The city government, a leftist coalition of Social Democrats and former East German communists, wants to close the airport in October as part of a plan to consolidate the city's three small airports into a massive new Berlin Brandenburg International airport, which is under construction and is expected to open in 2012.

But what seemed like a done deal has suddenly become one of the most divisive political issues in the city in years. Opposition began in earnest earlier this year when a ragtag band of hobby pilots and business charter airlines gained enough support to force the city to hold a referendum. Coming just a year before elections in Berlin, and at the federal level, the Tempelhof referendum has taken on national significance, with the two major parties – the Christian Democratic Union (CDU) and Social Democratic Party (SPD) who govern in a federal coalition – split on the issue.

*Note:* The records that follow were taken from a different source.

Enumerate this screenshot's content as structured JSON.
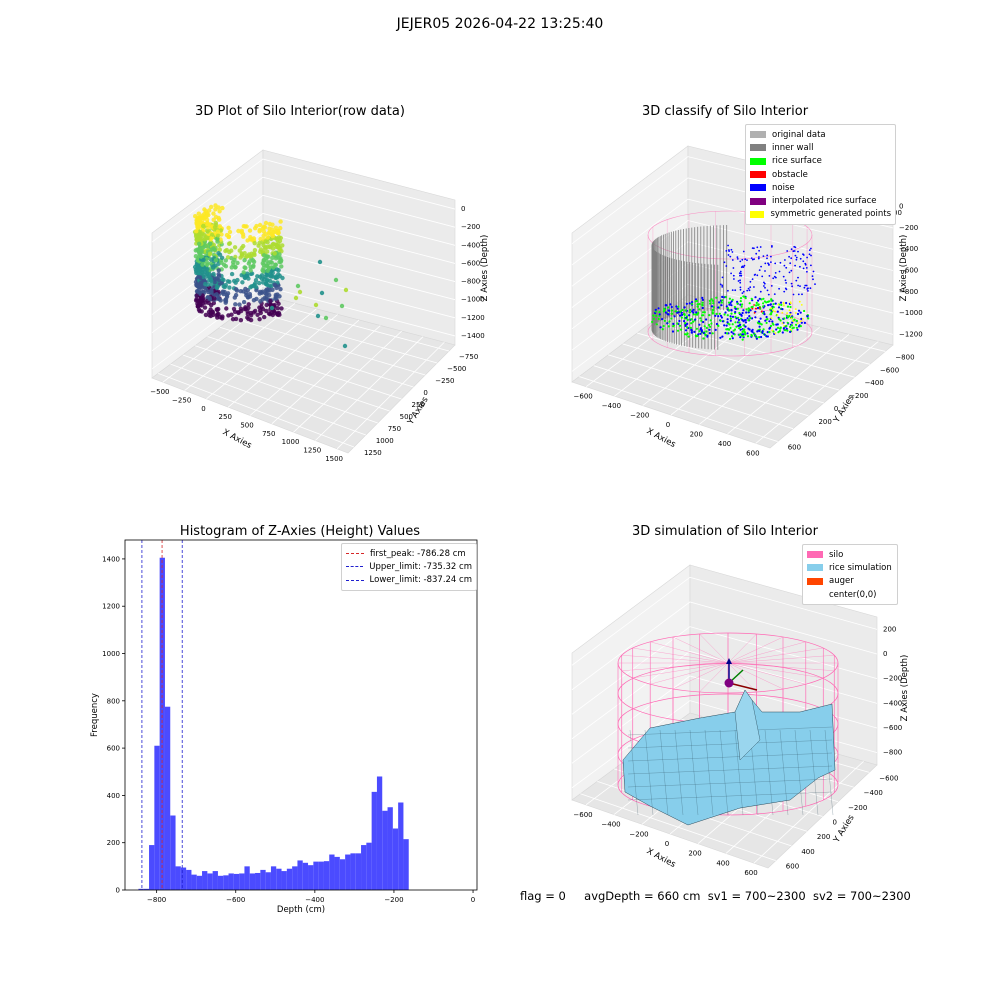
{
  "suptitle": "JEJER05 2026-04-22 13:25:40",
  "status": {
    "flag": "flag = 0",
    "avg_depth": "avgDepth = 660 cm",
    "sv1": "sv1 = 700~2300",
    "sv2": "sv2 = 700~2300"
  },
  "colors": {
    "hist_bar": "#4b4bff",
    "first_peak": "#d62728",
    "limit": "#1f1fcf",
    "silo": "#ff69b4",
    "rice_simulation": "#87ceeb",
    "auger": "#ff4500",
    "original_data": "#b0b0b0",
    "inner_wall": "#808080",
    "rice_surface": "#00ff00",
    "obstacle": "#ff0000",
    "noise": "#0000ff",
    "interpolated_rice_surface": "#800080",
    "symmetric_generated_points": "#ffff00"
  },
  "chart_data": [
    {
      "type": "scatter",
      "projection": "3d",
      "title": "3D Plot of Silo Interior(row data)",
      "xlabel": "X Axies",
      "ylabel": "Y Axies",
      "zlabel": "Z Axies (Depth)",
      "x_ticks": [
        "−500",
        "−250",
        "0",
        "250",
        "500",
        "750",
        "1000",
        "1250",
        "1500"
      ],
      "y_ticks": [
        "−750",
        "−500",
        "−250",
        "0",
        "250",
        "500",
        "750",
        "1000",
        "1250"
      ],
      "z_ticks": [
        "0",
        "−200",
        "−400",
        "−600",
        "−800",
        "−1000",
        "−1200",
        "−1400"
      ],
      "colormap": "viridis",
      "grid": true
    },
    {
      "type": "scatter",
      "projection": "3d",
      "title": "3D classify of Silo Interior",
      "xlabel": "X Axies",
      "ylabel": "Y Axies",
      "zlabel": "Z Axies (Depth)",
      "x_ticks": [
        "−600",
        "−400",
        "−200",
        "0",
        "200",
        "400",
        "600"
      ],
      "y_ticks": [
        "−800",
        "−600",
        "−400",
        "−200",
        "0",
        "200",
        "400",
        "600"
      ],
      "z_ticks": [
        "0",
        "−200",
        "−400",
        "−600",
        "−800",
        "−1000",
        "−1200"
      ],
      "z_partial_tick": "00",
      "legend_position": "top-right",
      "legend": [
        "original data",
        "inner wall",
        "rice surface",
        "obstacle",
        "noise",
        "interpolated rice surface",
        "symmetric generated points"
      ],
      "grid": true
    },
    {
      "type": "bar",
      "subtype": "histogram",
      "title": "Histogram of Z-Axies (Height) Values",
      "xlabel": "Depth (cm)",
      "ylabel": "Frequency",
      "xlim": [
        -880,
        10
      ],
      "ylim": [
        0,
        1480
      ],
      "x_ticks": [
        -800,
        -600,
        -400,
        -200,
        0
      ],
      "y_ticks": [
        0,
        200,
        400,
        600,
        800,
        1000,
        1200,
        1400
      ],
      "bin_width": 13.4,
      "bin_edges_start": -846,
      "values": [
        5,
        5,
        190,
        610,
        1405,
        775,
        315,
        100,
        95,
        85,
        65,
        60,
        80,
        70,
        80,
        60,
        62,
        70,
        68,
        70,
        100,
        70,
        72,
        85,
        75,
        100,
        90,
        80,
        90,
        100,
        125,
        115,
        105,
        120,
        120,
        122,
        150,
        140,
        130,
        150,
        155,
        155,
        190,
        200,
        415,
        480,
        335,
        350,
        260,
        370,
        215
      ],
      "vlines": [
        {
          "name": "first_peak",
          "x": -786.28,
          "label": "first_peak: -786.28 cm"
        },
        {
          "name": "upper_limit",
          "x": -735.32,
          "label": "Upper_limit: -735.32 cm"
        },
        {
          "name": "lower_limit",
          "x": -837.24,
          "label": "Lower_limit: -837.24 cm"
        }
      ],
      "legend_position": "top-right",
      "grid": false
    },
    {
      "type": "surface",
      "projection": "3d",
      "title": "3D simulation of Silo Interior",
      "xlabel": "X Axies",
      "ylabel": "Y Axies",
      "zlabel": "Z Axies (Depth)",
      "x_ticks": [
        "−600",
        "−400",
        "−200",
        "0",
        "200",
        "400",
        "600"
      ],
      "y_ticks": [
        "−600",
        "−400",
        "−200",
        "0",
        "200",
        "400",
        "600"
      ],
      "z_ticks": [
        "200",
        "0",
        "−200",
        "−400",
        "−600",
        "−800"
      ],
      "legend_position": "top-right",
      "legend": [
        "silo",
        "rice simulation",
        "auger",
        "center(0,0)"
      ],
      "grid": true
    }
  ]
}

What Berlin mayor Klaus Wowereit has considered a municipal issue is now a matter that could determine his political future – and that of the SPD.

A leading figure in the SPD, Mr. Wowerweit has thrown his weight behind a "no" vote. If the city votes against him, it could deliver a blow not only to his aspirations of one day becoming chancellor; it could also hurt the SPD nationally if it led to Mr. Wowereit being dethroned.

"If the referendum is successful, it would be negative for the image of an important SPD politician," says Langguth. "Wowereit is considered to be one of the next generation of SPD leaders."